Delve into the SAP Data Services environment to efficiently prepare, implement, and develop ETL processes
About This Book
- Install and configure the SAP Data Services environment
- Develop ETL techniques in the Data Services environment
- Implement real-life examples of Data Services uses through step-by-step instructions to perform specific ETL development tasks
Who This Book Is For
This book is for IT technical engineers who want to get familiar with the EIM solutions provided by SAP for ETL development and data quality management. The book requires familiarity with basic programming concepts and basic knowledge of the SQL language.
What You Will Learn
- Install, configure, and administer the SAP Data Services components
- Run through the ETL design basics
- Maximize the performance of your ETL with the advanced patterns in Data Services
- Extract methods from various databases and systems
- Get familiar with the transformation methods available in SAP Data Services
- Load methods into various databases and systems
- Code with the Data Services scripting language
- Validate and cleanse your data, applying the Data quality methods of the Information Steward
Want to cost effectively deliver trusted information to all of your crucial business functions?

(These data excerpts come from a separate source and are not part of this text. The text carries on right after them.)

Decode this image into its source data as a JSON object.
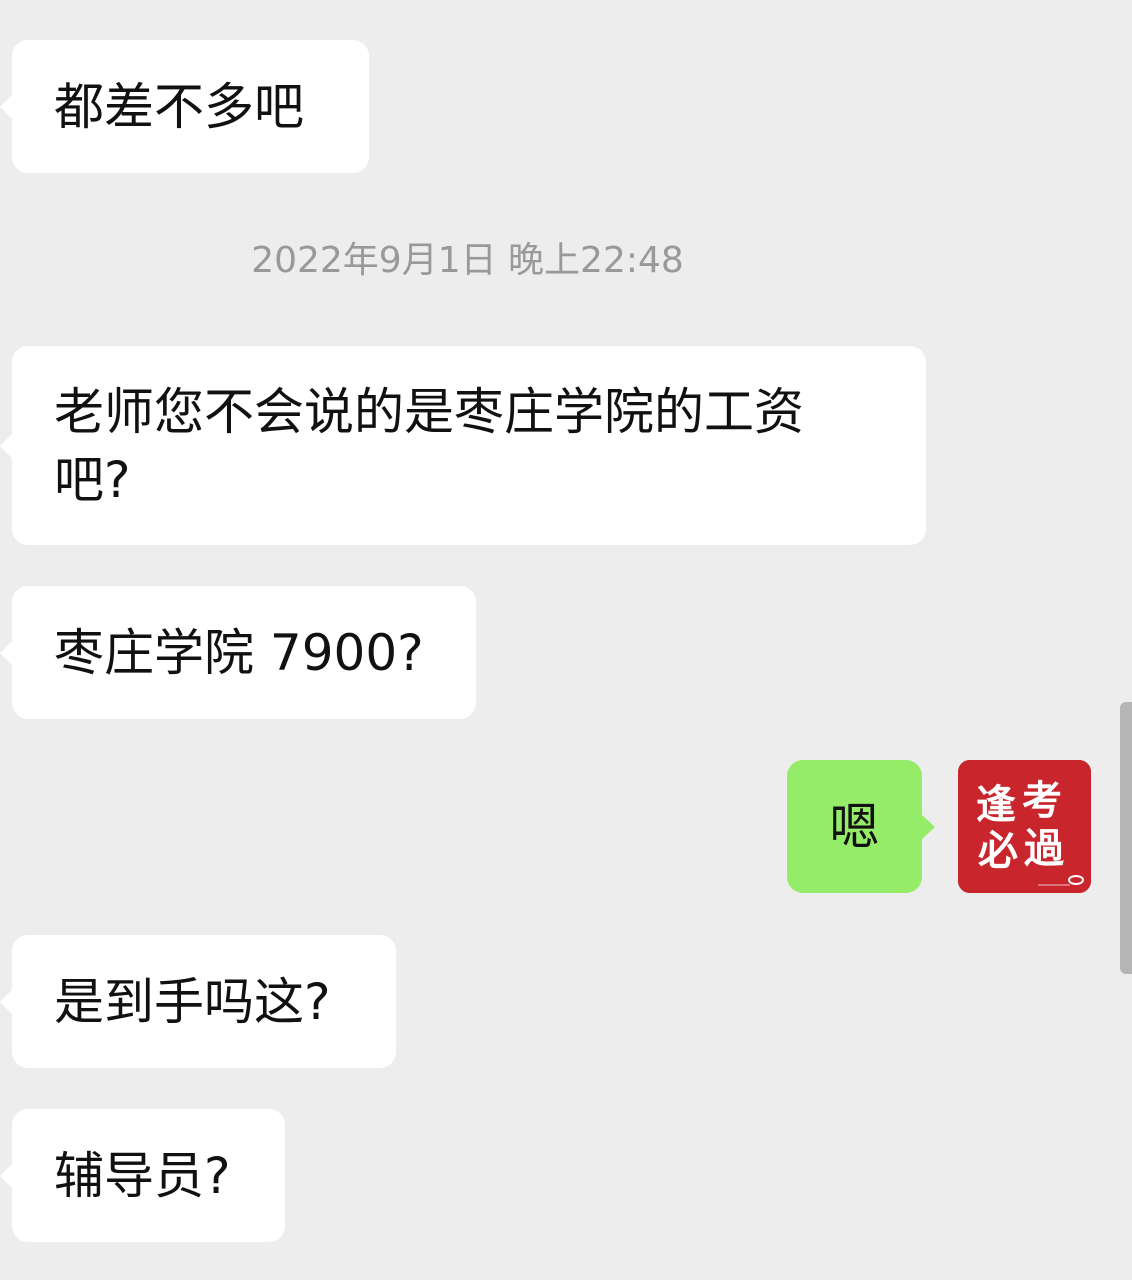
{
  "colors": {
    "background": "#ededed",
    "received_bubble": "#ffffff",
    "sent_bubble": "#95ec69",
    "timestamp_text": "#999999",
    "avatar_background": "#c9252c"
  },
  "messages": [
    {
      "side": "received",
      "text": "都差不多吧"
    },
    {
      "type": "timestamp",
      "text": "2022年9月1日 晚上22:48"
    },
    {
      "side": "received",
      "text": "老师您不会说的是枣庄学院的工资\n吧?"
    },
    {
      "side": "received",
      "text": "枣庄学院 7900?"
    },
    {
      "side": "sent",
      "text": "嗯"
    },
    {
      "side": "received",
      "text": "是到手吗这?"
    },
    {
      "side": "received",
      "text": "辅导员?"
    }
  ],
  "avatar": {
    "icon": "red-calligraphy-avatar-icon",
    "text": "逢考必過"
  }
}
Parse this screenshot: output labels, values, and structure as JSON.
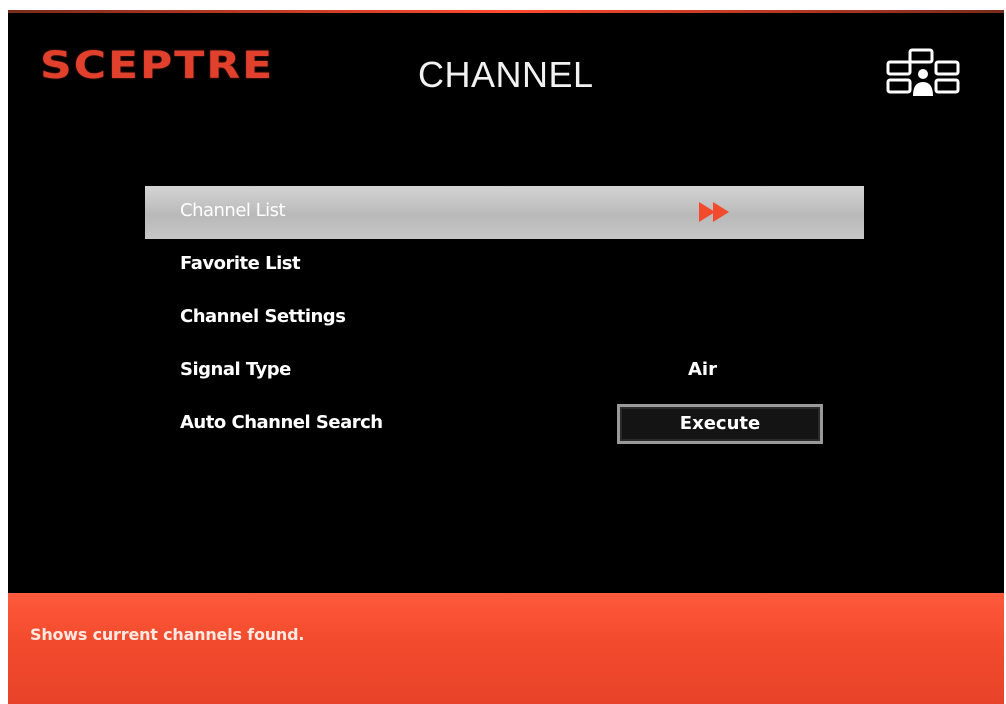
{
  "header": {
    "brand": "SCEPTRE",
    "title": "CHANNEL",
    "network_icon": "network-icon"
  },
  "menu": {
    "items": [
      {
        "label": "Channel List",
        "selected": true,
        "icon": "double-arrow-right-icon"
      },
      {
        "label": "Favorite List"
      },
      {
        "label": "Channel Settings"
      },
      {
        "label": "Signal Type",
        "value": "Air"
      },
      {
        "label": "Auto Channel Search",
        "button": "Execute"
      }
    ]
  },
  "help": {
    "text": "Shows current channels found."
  },
  "colors": {
    "brand": "#e0402c",
    "accent_arrow": "#f24a2c",
    "help_bar": "#f24a2c",
    "selected_row": "#c6c6c6",
    "background": "#000000"
  }
}
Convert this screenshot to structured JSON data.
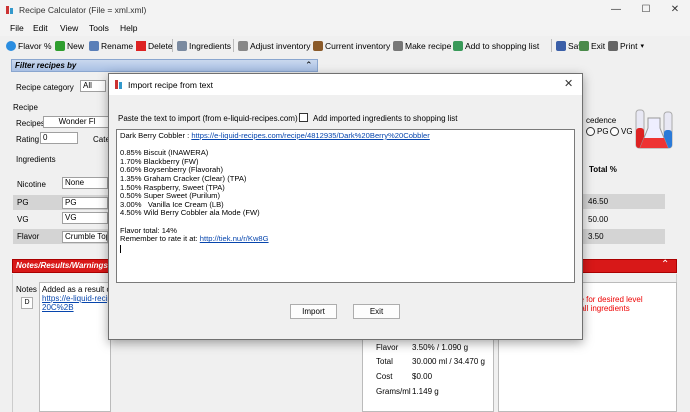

SAP Data Services delivers one enterprise-class solution for data integration, data quality, data profiling, and text data processing. It boosts productivity with a single solution for data quality and data integration. SAP Data Services also enables you to move, improve, govern, and unlock big data.
This book will lead you through the SAP Data Services environment to efficiently develop ETL processes. To begin with, you’ll learn to install, configure, and prepare the ETL development environment. You will get familiarized with the concepts of developing ETL processes with SAP Data Services. Starting from smallest unit of work- the data flow, the chapters will lead you to the highest organizational unit―the Data Services job, revealing the advanced techniques of ETL design.
You will learn to import XML files by creating and implementing real-time jobs. It will then guide you through the ETL development patterns that enable the most effective performance when extracting, transforming, and loading data. You will also find out how to create validation functions and transforms.
Finally, the book will show you the benefits of data quality management with the help of another SAP solution Information Steward.
Style and approach
This book is an easy-to-follow guide with step-by-step instructions to perform specific ETL development tasks.
Chapter 1, Introduction to ETL Development, explains what Extract, Transform, and Load (ETL) processes are, and what role Data Services plays in ETL development. It includes the steps to configure the database environment used in recipes of the book.
Chapter 2, Configuring the Data Services Environment, explains how to install and configure all Data Services components and applications. It introduces the Data Services development GUI—the Designer tool with the simple example of “Hello World” ETL code.
Chapter 3, Data Services Basics – Data Types, Scripting Language, and Functions, introduces the reader to Data Services internal scripting language. It explains various categories of functions that are available in Data Services, and gives the reader an example of how scripting language can be used to create custom functions.
Chapter 4, Dataflow – Extract, Transform, and Load, introduces the most important processing unit in Data Service, dataflow object, and the most useful types of transformations that can be performed inside a dataflow. It gives the reader examples of extracting data from source systems and loading data into target data structures.
Chapter 5, Workflow – Controlling Execution Order, introduces another Data Services object, workflow, which is used to group other workflows, dataflows, and script objects into execution units. It explains the conditional and loop structures available in Data Services.
Chapter 6, Job – Building the ETL Architecture, brings the reader to the job object level and reviews the steps used in the development process to make a successful and robust ETL solution. It covers the monitoring and debugging functionality available in Data Services and embedded audit features.
Chapter 7, Validating and Cleansing Data, introduces the concepts of validating methods, which can be applied to the data passing through the ETL processes in order to cleanse and conform it according to the defined Data Quality standards.
Chapter 8, Optimizing ETL Performance, is one of the first advanced chapters, which starts explaining complex ETL development techniques. This particular chapter helps the user understand how the existing processes can be optimized further in Data Services in order to make sure that they run quickly and efficiently, consuming as less computer resources as possible with the least amount of execution time.
Chapter 9, Advanced Design Techniques, guides the reader through advanced data transformation techniques. It introduces concepts of Change Data Capture methods that are available in Data Services, pivoting transformations, and automatic recovery concepts.
Chapter 10, Developing Real-time Jobs, introduces the concept of nested structures and the transforms that work with nested structures. It covers the mains aspects of how they can be created and used in Data Services real-time jobs. It also introduces new a Data Services component—Access Server.
Chapter 11, Working with SAP Applications, is dedicated to the topic of reading and loading data from SAP systems with the example of the SAP ERP system. It presents the real-life use case of loading data into the SAP ERP system module.
Chapter 12, Introduction to Information Steward, covers another SAP product, Information Steward, which accompanies Data Services and provides a comprehensive view of the organization’s data, and helps validate and cleanse it by applying Data Quality methods.